There are two other malls within less than a mile of it, Straits Quay and a mall owned by the Boon Siew Group.

Executive director Chan Lai Hing of AsiaMalls Sdn Bhd, which is managing the assets for sale on behalf of PGIM, did not respond to phone calls nor emails about its plans to sell Setapak Central Mall, Island Plaza and Seremban Prima.

Even as the ARA Group increases its geographical reach and offerings, in the near term, the group continues to see opportunities here, Lim says.

ARA’s buying spree was between 2010 and 2012. It enhanced its properties soon after.

Late last year, it was reported that the ARA group was planning to list a real estate investment trust (REIT) on Bursa Malaysia.

Five Malaysian assets, excluding the potential purchase of Setapak Central, valued at RM1.85 bil were set to be injected into the mall-based REIT.

In Singapore, the group went for a delisting instead last year.

After going private, its assets under management swelled from S$9.9bil in 2007 to S$77.2bil as of June 1, 2018.

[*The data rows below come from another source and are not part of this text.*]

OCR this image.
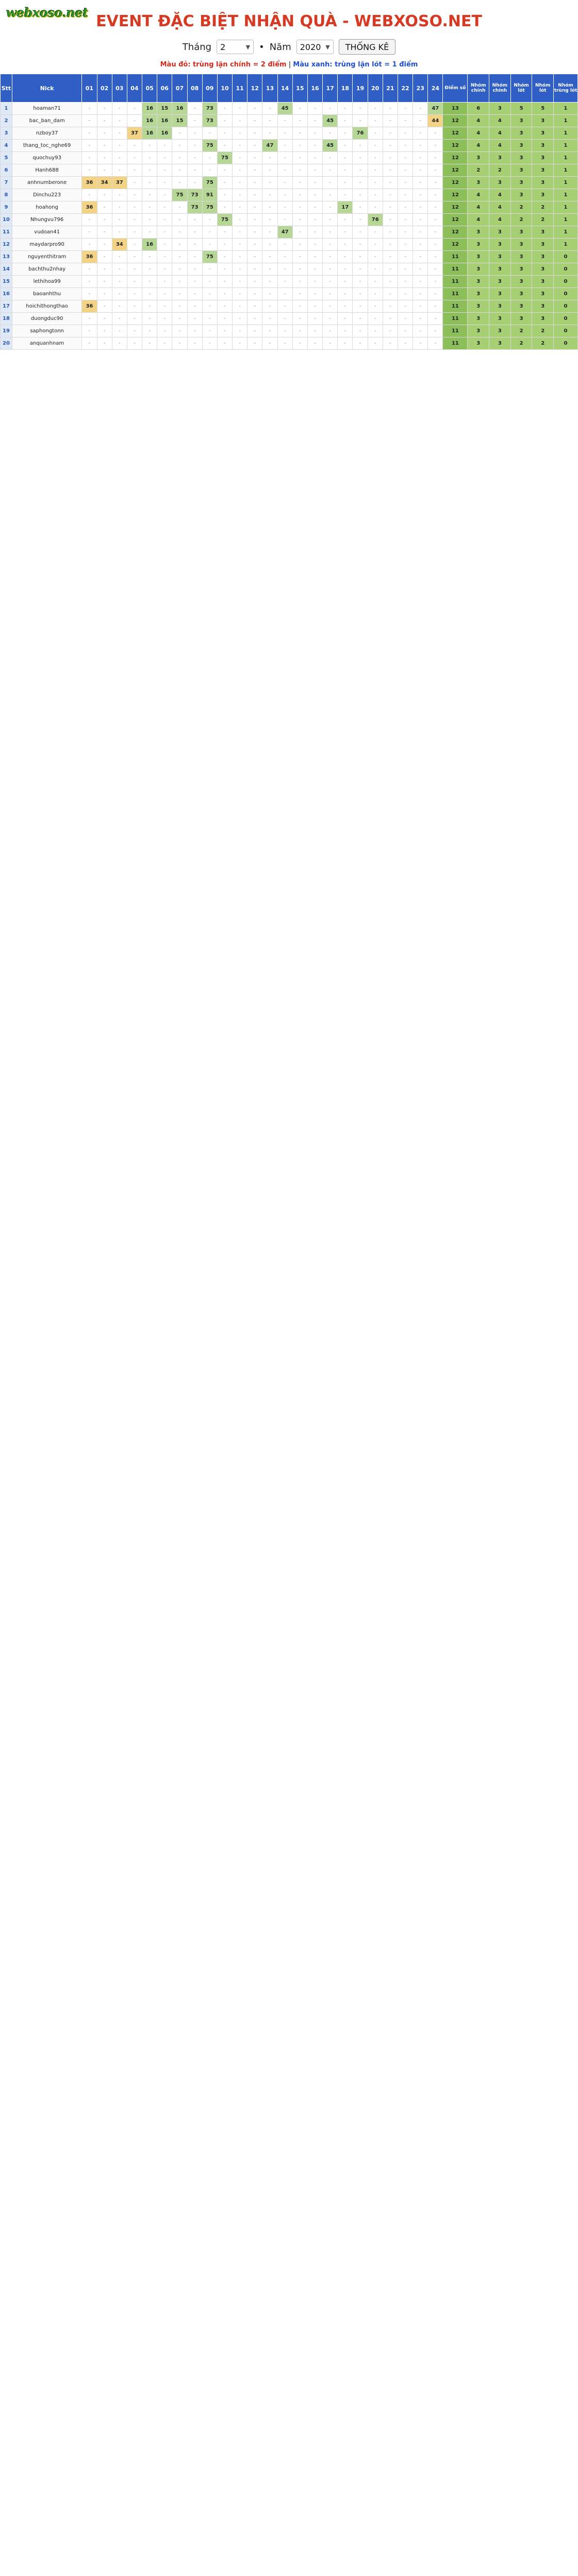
webxoso.net EVENT ĐẶC BIỆT NHẬN QUÀ - WEBXOSO.NET
Tháng 2	▼ • Năm 2020 ▼	THỐNG KÊ
Màu đỏ: trùng lặn chính = 2 điểm | Màu xanh: trùng lặn lót = 1 điểm
Stt	Nick	01	02	03	04	05	06	07	08	09	10	11	12	13	14	15	16	17	18	19	20	21	22	23	24	Điểm số	Nhóm chính	Nhóm chính	Nhóm lót	Nhóm lót	Nhóm trùng lót
1	hoaman71	-	-	-	-	16	15	16	-	73	-	-	-	-	45	-	-	-	-	-	-	-	-	-	47	13	6	3	5	5	1
2	bac_ban_dam	-	-	-	-	16	16	15	-	73	-	-	-	-	-	-	-	45	-	-	-	-	-	-	44	12	4	4	3	3	1
3	nzboy37	-	-	-	37	16	16	-	-	-	-	-	-	-	-	-	-	-	-	76	-	-	-	-	-	12	4	4	3	3	1
4	thang_toc_nghe69	-	-	-	-	-	-	-	-	75	-	-	-	47	-	-	-	45	-	-	-	-	-	-	-	12	4	4	3	3	1
5	quochuy93	-	-	-	-	-	-	-	-	-	75	-	-	-	-	-	-	-	-	-	-	-	-	-	-	12	3	3	3	3	1
6	Hanh688	-	-	-	-	-	-	-	-	-	-	-	-	-	-	-	-	-	-	-	-	-	-	-	-	12	2	2	3	3	1
7	anhnumberone	36	34	37	-	-	-	-	-	75	-	-	-	-	-	-	-	-	-	-	-	-	-	-	-	12	3	3	3	3	1
8	Dinchu223	-	-	-	-	-	-	75	73	91	-	-	-	-	-	-	-	-	-	-	-	-	-	-	-	12	4	4	3	3	1
9	hoahong	36	-	-	-	-	-	-	73	75	-	-	-	-	-	-	-	-	17	-	-	-	-	-	-	12	4	4	2	2	1
10	Nhungvu796	-	-	-	-	-	-	-	-	-	75	-	-	-	-	-	-	-	-	-	76	-	-	-	-	12	4	4	2	2	1
11	vudoan41	-	-	-	-	-	-	-	-	-	-	-	-	-	47	-	-	-	-	-	-	-	-	-	-	12	3	3	3	3	1
12	maydarpro90	-	-	34	-	16	-	-	-	-	-	-	-	-	-	-	-	-	-	-	-	-	-	-	-	12	3	3	3	3	1
13	nguyenthitram	36	-	-	-	-	-	-	-	75	-	-	-	-	-	-	-	-	-	-	-	-	-	-	-	11	3	3	3	3	0
14	bachthu2nhay	-	-	-	-	-	-	-	-	-	-	-	-	-	-	-	-	-	-	-	-	-	-	-	-	11	3	3	3	3	0
15	lethihoa99	-	-	-	-	-	-	-	-	-	-	-	-	-	-	-	-	-	-	-	-	-	-	-	-	11	3	3	3	3	0
16	baoanhthu	-	-	-	-	-	-	-	-	-	-	-	-	-	-	-	-	-	-	-	-	-	-	-	-	11	3	3	3	3	0
17	hoichithongthao	36	-	-	-	-	-	-	-	-	-	-	-	-	-	-	-	-	-	-	-	-	-	-	-	11	3	3	3	3	0
18	duongduc90	-	-	-	-	-	-	-	-	-	-	-	-	-	-	-	-	-	-	-	-	-	-	-	-	11	3	3	3	3	0
19	saphongtonn	-	-	-	-	-	-	-	-	-	-	-	-	-	-	-	-	-	-	-	-	-	-	-	-	11	3	3	2	2	0
20	anquanhnam	-	-	-	-	-	-	-	-	-	-	-	-	-	-	-	-	-	-	-	-	-	-	-	-	11	3	3	2	2	0
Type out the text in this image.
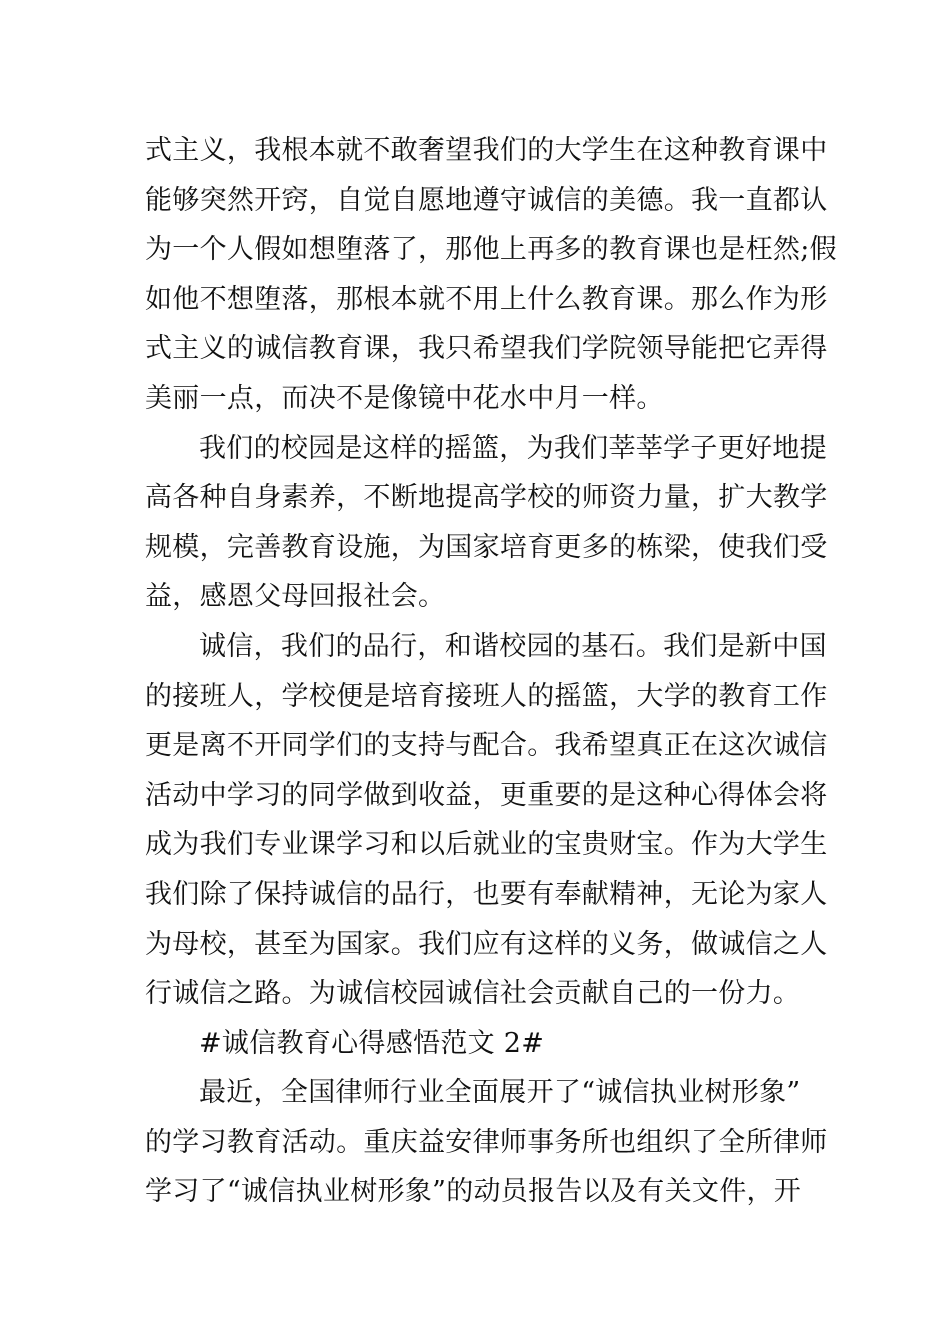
式主义，我根本就不敢奢望我们的大学生在这种教育课中
能够突然开窍，自觉自愿地遵守诚信的美德。我一直都认
为一个人假如想堕落了，那他上再多的教育课也是枉然;假
如他不想堕落，那根本就不用上什么教育课。那么作为形
式主义的诚信教育课，我只希望我们学院领导能把它弄得
美丽一点，而决不是像镜中花水中月一样。
我们的校园是这样的摇篮，为我们莘莘学子更好地提
高各种自身素养，不断地提高学校的师资力量，扩大教学
规模，完善教育设施，为国家培育更多的栋梁，使我们受
益，感恩父母回报社会。
诚信，我们的品行，和谐校园的基石。我们是新中国
的接班人，学校便是培育接班人的摇篮，大学的教育工作
更是离不开同学们的支持与配合。我希望真正在这次诚信
活动中学习的同学做到收益，更重要的是这种心得体会将
成为我们专业课学习和以后就业的宝贵财宝。作为大学生
我们除了保持诚信的品行，也要有奉献精神，无论为家人
为母校，甚至为国家。我们应有这样的义务，做诚信之人
行诚信之路。为诚信校园诚信社会贡献自己的一份力。
#诚信教育心得感悟范文 2#
最近，全国律师行业全面展开了“诚信执业树形象”
的学习教育活动。重庆益安律师事务所也组织了全所律师
学习了“诚信执业树形象”的动员报告以及有关文件，开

It was reported that the group is seeking to be a global powerhouse on the world’s stage and has set its eyes on the United States and Europe.

It has also set up the ARA Infrastructure this year to ride on the rising demand among investors in this asset class as the search for yield continues.

Delisting in one market and listing in another is nothing out of the ordinary.

If it lists in Malaysia, it will be able to access the country’s capital markets and at the same time recycle its capital for other investments.

So a REIT is an exit option. It could do that, or sell to other funds or owners.